Nov 27 2014
By Eleanor McDermid, Senior medwireNews Reporter
Patients with Parkinson’s disease (PD) have deceases in functional connectivity over time and these correlate closely with cognitive decline, research shows.
For the study, Kim Olde Dubbelink (VU University Medical Center, Amsterdam, the Netherlands) and co-workers used resting-state functional magnetic resonance imaging (RS-fMRI) to assess 36 PD patients, aged an average of 65.8 years with an average disease duration of 9.24 years, and 12 matched controls.
Their findings “strengthen the idea that a loss of resting-state functional connectivity between brain areas is an important pathophysiologic factor in PD-related cognitive decline”, they write in Neurology.
When measured at baseline, the PD patients had significant and widespread reductions in functional connectivity, relative to controls. Affected regions included the middle frontal gyrus, precentral gyrus and postcentral gyrus and the superior, middle and inferior occipital gyrus.
Three patients had dementia at baseline, and an additional six developed the condition over the subsequent 3 years. The average scores of all the PD patients on the Cambridge Cognitive Examination (CAMCOG) scale fell significantly, from 94.7 to 91.1, whereas scores among the controls remained stable.
At the 3-year reassessment, connectivity in controls was similar to that at baseline. By contrast, the PD patients had significant declines in the precentral gyrus and postcentral gyrus, and the superior, middle and inferior occipital gyrus, among other regions.
Declines in functional connectivity, most particularly in the paracentral lobule, the superior parietal cortex and occipital brain regions, significantly correlated with decreases over time in patients’ cognitive function on the CAMCOG scale.
This relationship was independent of patients’ motor function scores on the Unified Parkinson’s Disease Rating Scale.

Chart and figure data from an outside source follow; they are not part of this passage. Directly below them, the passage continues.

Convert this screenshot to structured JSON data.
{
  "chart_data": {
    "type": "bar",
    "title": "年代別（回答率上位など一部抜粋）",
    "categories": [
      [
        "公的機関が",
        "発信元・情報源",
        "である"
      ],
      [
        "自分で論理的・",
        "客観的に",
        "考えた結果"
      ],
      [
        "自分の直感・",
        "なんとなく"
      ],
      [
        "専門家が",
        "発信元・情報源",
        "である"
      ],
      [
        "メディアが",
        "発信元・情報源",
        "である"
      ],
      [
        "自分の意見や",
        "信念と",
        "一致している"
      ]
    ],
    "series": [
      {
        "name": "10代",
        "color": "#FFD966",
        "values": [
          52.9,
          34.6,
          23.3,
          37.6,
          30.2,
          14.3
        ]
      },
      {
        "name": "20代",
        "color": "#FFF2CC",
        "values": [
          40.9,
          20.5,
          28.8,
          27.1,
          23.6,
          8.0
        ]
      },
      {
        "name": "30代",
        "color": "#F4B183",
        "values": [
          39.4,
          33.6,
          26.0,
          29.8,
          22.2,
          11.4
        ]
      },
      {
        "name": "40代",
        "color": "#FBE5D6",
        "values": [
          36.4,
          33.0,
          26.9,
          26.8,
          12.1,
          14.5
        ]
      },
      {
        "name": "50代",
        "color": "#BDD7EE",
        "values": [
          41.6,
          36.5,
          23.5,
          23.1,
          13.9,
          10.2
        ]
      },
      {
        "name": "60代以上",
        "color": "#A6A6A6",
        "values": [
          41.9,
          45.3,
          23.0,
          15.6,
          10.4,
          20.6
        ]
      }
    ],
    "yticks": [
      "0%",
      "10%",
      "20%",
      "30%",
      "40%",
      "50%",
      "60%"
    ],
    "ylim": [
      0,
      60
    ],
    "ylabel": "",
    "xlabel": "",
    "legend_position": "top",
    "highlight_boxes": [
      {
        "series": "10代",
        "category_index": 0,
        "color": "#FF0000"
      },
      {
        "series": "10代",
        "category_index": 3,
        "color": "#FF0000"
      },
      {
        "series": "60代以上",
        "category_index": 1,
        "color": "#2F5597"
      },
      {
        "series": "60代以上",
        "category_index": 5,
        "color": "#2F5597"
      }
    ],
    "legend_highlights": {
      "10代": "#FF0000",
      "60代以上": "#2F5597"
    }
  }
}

However, the reverse was not true; the slight correlation between connectivity declines and motor function scores disappeared after accounting for CAMCOG scores.
In an editorial accompanying the study, Hitoshi Shinotoh (National Institute of Radiological Sciences, Chiba, Japan) and Alessandro Tessitore (Second University of Naples, Italy) say: “Although the translation of RS-fMRI to clinical practice is incomplete, this study provides novel clues on the neural substrate of progressive cognitive decline in PD.
“Therefore, it will be interesting and important to ascertain whether a specific functional connectivity pattern may represent an early marker of dementia in PD.”
They add that the decline in connectivity seen in the occipital regions is in keeping with previous studies “that showed diminished glucose metabolism and cholinergic neurotransmission in the occipital lobe of patients with PD and PD-related dementia.”